The pharmaceutical company reports the rate of hospitalizations and emergency room visits for those treated with the antibody known as LY-CoV555 was 1.7% compared with 6% for those treated with a placebo.
Lilly said this represents a 72% risk reduction, while the treatment was “well-tolerated, with no drug-related serious adverse events reported” among those taking LY-CoV555.
In May, Ottawa earmarked $175 million for AbCellera to pursue the development, manufacturing and distribution of therapeutic antibodies.
This came after AbCellera and Lilly announced in April a partnership to develop a new drug for the treatment and prevention of the COVID-19 virus, with Lilly tapping the Vancouver biotech’s platform to zero in on antibodies generated in a natural immune response to the novel coronavirus.
LY-CoV555 wouldn’t be administered to the general population, but to those already infected and require treatment.
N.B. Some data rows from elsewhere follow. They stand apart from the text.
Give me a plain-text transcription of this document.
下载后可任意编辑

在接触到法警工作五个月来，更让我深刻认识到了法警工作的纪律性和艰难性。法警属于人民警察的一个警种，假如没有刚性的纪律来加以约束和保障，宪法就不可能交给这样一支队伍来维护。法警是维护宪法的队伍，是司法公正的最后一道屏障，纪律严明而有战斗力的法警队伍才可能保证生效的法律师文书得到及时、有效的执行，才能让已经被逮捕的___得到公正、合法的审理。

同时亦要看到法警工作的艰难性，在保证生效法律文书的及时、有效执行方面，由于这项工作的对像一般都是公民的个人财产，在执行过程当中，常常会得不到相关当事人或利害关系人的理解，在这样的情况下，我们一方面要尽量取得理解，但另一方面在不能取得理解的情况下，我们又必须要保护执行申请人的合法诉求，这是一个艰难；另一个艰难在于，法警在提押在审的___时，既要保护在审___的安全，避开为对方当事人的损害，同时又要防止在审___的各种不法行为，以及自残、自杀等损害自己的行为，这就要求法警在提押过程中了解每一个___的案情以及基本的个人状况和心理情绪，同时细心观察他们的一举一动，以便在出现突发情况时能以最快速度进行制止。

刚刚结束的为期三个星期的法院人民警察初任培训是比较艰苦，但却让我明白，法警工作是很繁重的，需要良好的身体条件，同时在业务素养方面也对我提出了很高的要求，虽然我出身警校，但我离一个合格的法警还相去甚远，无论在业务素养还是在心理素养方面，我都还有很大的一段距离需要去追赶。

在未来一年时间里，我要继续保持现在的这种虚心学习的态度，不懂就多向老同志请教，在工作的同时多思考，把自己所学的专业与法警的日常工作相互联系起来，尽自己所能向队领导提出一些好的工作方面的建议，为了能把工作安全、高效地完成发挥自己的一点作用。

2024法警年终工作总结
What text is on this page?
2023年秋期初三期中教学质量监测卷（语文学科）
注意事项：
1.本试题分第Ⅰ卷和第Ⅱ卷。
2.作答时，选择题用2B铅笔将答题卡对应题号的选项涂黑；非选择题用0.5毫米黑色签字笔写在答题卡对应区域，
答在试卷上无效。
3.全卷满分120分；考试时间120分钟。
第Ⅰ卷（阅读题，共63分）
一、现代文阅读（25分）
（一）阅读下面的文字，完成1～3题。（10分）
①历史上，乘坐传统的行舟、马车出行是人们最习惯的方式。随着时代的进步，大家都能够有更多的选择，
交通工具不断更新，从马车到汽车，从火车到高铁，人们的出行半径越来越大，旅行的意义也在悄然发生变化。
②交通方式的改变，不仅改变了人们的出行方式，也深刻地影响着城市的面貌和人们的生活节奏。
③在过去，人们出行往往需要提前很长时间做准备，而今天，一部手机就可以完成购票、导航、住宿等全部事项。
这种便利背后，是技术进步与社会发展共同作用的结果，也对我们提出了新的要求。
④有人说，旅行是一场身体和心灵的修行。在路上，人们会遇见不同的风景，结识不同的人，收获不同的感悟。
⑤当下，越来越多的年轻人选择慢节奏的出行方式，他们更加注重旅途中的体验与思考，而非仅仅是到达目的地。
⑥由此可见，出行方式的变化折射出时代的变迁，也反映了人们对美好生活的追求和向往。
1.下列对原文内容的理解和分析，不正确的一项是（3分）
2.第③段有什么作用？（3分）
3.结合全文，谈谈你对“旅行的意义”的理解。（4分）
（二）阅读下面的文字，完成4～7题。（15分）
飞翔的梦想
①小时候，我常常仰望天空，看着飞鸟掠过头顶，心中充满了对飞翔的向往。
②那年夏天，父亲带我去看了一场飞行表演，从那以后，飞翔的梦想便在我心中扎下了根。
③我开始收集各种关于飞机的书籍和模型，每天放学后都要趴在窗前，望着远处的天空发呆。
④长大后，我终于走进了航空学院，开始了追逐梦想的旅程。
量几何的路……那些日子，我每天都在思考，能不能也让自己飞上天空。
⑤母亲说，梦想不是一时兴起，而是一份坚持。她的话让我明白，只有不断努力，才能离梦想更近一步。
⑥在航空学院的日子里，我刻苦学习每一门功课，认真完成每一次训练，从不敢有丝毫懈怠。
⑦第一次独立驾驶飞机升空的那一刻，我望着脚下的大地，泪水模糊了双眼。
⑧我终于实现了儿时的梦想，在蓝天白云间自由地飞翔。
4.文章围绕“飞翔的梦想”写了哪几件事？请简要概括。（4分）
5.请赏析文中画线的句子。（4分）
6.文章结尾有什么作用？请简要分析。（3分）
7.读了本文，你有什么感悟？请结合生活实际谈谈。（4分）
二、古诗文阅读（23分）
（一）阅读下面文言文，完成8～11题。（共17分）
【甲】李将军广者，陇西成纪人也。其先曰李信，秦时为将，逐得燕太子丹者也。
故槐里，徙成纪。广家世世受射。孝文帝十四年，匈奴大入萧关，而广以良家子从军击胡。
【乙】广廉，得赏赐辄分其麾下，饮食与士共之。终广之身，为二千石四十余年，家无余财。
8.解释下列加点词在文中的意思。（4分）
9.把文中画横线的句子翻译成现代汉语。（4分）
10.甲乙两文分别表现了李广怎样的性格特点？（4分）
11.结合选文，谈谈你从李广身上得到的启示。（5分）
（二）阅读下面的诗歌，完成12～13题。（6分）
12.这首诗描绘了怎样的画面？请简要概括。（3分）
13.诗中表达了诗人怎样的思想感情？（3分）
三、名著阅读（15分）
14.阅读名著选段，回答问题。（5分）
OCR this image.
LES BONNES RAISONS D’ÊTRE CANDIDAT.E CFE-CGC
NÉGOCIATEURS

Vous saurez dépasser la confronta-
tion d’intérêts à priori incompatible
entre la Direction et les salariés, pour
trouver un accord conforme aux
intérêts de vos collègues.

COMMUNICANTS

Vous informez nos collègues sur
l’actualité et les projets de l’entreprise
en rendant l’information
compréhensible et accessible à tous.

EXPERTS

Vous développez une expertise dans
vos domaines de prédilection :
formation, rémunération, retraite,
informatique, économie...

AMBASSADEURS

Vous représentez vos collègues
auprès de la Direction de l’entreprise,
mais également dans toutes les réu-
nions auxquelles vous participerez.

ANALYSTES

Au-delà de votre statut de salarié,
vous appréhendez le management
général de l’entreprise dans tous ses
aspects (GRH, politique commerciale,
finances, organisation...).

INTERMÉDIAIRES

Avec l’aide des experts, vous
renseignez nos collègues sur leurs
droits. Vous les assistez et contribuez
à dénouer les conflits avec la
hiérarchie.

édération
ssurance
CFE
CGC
The LY-CoV555 antibody treatment was developed over three months with co-operation from Vaccine Research Center at the National Institute of Allergy and Infectious Diseases after the organizations identified it from a blood sample taken from one of the first U.S. patients to recover from the coronavirus.
Lilly described LY-CoV555 as the first potential new medicine specifically designed to combat the virus that causes COVID-19.
The first patients were dosed at medical centres in the U.S., including the NYU Grossman School of Medicine and L.A.’s Cedars-Sinai.
Lilly said it intends to publish the early results in a peer-reviewed journal and discuss appropriate next steps with global regulators.